Welcome to Retro Television Reviews, a feature where we review some of our favorite and least favorite shows of the past! On Wednesdays, I will be reviewing the original Love Boat, which aired on ABC from 1977 to 1986! The series can be streamed on Paramount Plus!
Oh, hey, Charo’s back.
Episode 4.15 “First Voyage, Last Voyage/April, the Ninny/The Loan Arranger”
(Dir by Roger Duchowny, originally aired on January 17th, 1981)
April’s back!
Played by Charo, April Lopez was one of the few recurring characters on The Love Boat. Whereas other actors appeared frequently but always as different characters, Charo was always April whenever she boarded The Love Boat. The first time she boarded the ship, she did so as a stowaway. The next two times, she boarded as the cruise’s entertainment. This season, however, April boards as someone who has grown tired of show business. When last we saw her, April was in love with a guy named Tex and planning on playing Las Vegas. However, when April boards this time, she quickly informs both Julie and Isaac that she and Tex are no longer a couple and Vegas didn’t work out because she was expected to play her guitar while naked.
(“They could have at least gotten you a cello,” Isaac replies.)
April wants a new career, which she gets when she meets Ty Younger (Larry Linville), who is wealthy but who also has two bratty kids who are always chasing off their nannies. They can’t chase off April, who understands that the best way to calm a bratty child is to grab your guitar and sing to them at night. April gives up show business to become a nanny but I don’t think it’ll last. April is too impulsive to settle down, and Ty’s kids really are the worst. (As well, Charo and Larry Linville didn’t exactly generate a lot of heat in their scenes together.) April may leave the boat with a new family but hopefully, she’ll return alone in the fifth season.

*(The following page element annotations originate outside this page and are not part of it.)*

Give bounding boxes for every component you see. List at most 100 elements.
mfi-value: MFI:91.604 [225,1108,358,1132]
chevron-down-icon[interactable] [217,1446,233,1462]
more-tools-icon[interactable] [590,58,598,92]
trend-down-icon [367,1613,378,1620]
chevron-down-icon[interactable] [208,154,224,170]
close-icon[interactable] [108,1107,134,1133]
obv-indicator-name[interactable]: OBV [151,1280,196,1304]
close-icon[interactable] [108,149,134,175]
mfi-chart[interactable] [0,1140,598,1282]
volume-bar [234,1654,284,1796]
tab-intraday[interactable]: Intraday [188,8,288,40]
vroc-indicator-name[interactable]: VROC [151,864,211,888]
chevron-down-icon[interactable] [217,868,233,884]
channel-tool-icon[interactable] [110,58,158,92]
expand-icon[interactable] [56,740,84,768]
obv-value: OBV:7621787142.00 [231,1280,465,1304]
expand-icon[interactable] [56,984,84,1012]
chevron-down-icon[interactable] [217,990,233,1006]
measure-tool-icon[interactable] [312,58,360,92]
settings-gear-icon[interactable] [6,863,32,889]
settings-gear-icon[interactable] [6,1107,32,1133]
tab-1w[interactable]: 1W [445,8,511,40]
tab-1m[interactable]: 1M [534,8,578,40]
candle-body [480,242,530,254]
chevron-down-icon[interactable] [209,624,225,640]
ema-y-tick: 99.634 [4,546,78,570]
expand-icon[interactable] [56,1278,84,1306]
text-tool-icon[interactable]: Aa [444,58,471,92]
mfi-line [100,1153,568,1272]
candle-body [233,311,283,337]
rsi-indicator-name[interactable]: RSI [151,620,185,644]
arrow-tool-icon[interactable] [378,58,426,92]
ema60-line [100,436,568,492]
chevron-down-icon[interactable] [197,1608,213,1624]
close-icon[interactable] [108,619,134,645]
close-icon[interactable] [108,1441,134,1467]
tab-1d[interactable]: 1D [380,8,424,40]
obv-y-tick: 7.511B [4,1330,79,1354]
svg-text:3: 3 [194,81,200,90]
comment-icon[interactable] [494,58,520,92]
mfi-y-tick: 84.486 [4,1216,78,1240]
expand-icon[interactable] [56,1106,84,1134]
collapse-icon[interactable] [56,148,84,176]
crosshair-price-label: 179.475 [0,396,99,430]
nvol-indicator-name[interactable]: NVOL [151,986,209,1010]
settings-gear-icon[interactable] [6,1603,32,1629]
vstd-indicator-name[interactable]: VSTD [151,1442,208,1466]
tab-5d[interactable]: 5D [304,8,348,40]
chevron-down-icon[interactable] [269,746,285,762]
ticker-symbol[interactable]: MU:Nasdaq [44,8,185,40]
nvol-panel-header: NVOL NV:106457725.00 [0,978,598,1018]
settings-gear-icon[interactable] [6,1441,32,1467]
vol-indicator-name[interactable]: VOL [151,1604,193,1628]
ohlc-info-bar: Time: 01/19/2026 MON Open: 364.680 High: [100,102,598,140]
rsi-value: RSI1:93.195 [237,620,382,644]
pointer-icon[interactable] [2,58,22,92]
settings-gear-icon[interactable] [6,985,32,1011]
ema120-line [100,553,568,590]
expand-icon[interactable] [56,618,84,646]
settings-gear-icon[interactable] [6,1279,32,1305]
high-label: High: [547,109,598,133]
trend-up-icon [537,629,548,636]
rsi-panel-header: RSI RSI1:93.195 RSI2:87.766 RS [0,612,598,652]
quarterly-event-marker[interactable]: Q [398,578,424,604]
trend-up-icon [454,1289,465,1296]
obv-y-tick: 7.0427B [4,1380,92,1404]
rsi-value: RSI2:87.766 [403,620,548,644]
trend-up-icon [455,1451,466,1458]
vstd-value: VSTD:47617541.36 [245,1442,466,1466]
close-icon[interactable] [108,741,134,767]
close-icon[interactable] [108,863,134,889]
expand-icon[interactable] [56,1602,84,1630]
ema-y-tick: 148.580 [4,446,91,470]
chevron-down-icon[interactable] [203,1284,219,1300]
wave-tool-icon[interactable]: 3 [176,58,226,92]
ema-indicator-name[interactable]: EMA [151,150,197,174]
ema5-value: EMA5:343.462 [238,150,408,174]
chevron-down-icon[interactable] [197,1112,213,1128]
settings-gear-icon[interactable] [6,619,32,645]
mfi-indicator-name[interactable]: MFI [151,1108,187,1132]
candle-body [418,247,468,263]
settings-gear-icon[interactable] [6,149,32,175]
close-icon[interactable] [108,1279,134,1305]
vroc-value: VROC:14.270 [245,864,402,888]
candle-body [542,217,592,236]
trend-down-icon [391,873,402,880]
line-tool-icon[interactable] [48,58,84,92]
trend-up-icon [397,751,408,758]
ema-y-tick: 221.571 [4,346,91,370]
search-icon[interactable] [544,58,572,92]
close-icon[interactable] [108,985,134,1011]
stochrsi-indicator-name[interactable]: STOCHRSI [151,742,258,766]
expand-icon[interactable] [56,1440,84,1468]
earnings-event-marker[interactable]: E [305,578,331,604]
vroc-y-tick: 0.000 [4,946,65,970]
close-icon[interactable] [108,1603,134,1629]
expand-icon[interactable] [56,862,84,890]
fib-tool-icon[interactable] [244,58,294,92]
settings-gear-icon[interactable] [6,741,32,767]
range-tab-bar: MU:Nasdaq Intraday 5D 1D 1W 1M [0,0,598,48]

Speaking of the worst, Cindy Simmons (Maureen McCormick) is dying but her parents (Ty Hardin and Kathleen Nolan) haven’t gotten around to telling her yet. Cindy thinks that she’s made a full recovery from her recent illness. Her parents don’t want to upset Cindy but when Cindy meets and falls in love with Paul Harris (Jay Thomas), they realize that they’re going to have to tell Cindy the truth. Poor Cindy! Fortunately, this is The Love Boat and Paul isn’t going to let a little thing like impending death get in the way of romance. I’ve lost track of how many times I’ve seen Maureen McCormick on both The Love Boat and Fantasy Island. For this episode, McCormick does a pretty good job with her role and she and Jay Thomas make for an attractive couple.
“I guess I’m still getting my sea legs,” Cindy says to Paul.
“Your legs look mighty fine to me,” Paul replies.
That’s about as witty as things get on this cruise.
Finally, Joey (Richard Kline) is a mob enforcer who has been sent to collect a debt owed by Tony Patacchio, a gambling addict. However, Joey gets distracted when he meets a woman named Antoinette (Lisa Hartman) who enjoys gambling. Joey falls for Antoinette and, unable to find Tony, he even spends the night in her cabin. Hmmm …. Tony …. Antoinette …. Toni….
Yes, Joey has fallen in love with the person he was supposed to rough up. Fortunately, Joey is willing to fix a poker game so that Toni can win enough of his money to pay off her debt. When Toni realizes that Joey lost his money to her on purpose, she declares that she can’t take his money. “If we were married,” Joey says, “It would be our money.”
Richard Kline is not a particularly believable debt collector. (Tony Soprano would have tossed him in a dumpster.) It’s also strange that his boss would send him to collect a debt without bothering to give him a physical description of the person he was supposed to intimidate. The whole storyline was full of holes but I’m surprised to say that I did end up rooting Kline and Hartman to get together. The two of them had enough chemistry to overcome the fact that their story made very little sense.
Previously, whenever Charo was a guest star, she dominated the entire episode, for better or worse. With this episode, she seems kind of bored with the whole thing, as if Charo was just as fed up with show business as April. Instead, it was Maureen McCormick and Jay Thomas who dominated the episode with Richard Kline and Lisa Hartman also getting their share of good scenes. It makes for a bit of an uneven episode but I defy anyone not to feel something when Paul declares that he wants to spend the rest of Cindy’s life with her. Mixing romantic melodrama and goofy comedy is what made The Love Boat a treasure of American pop culture.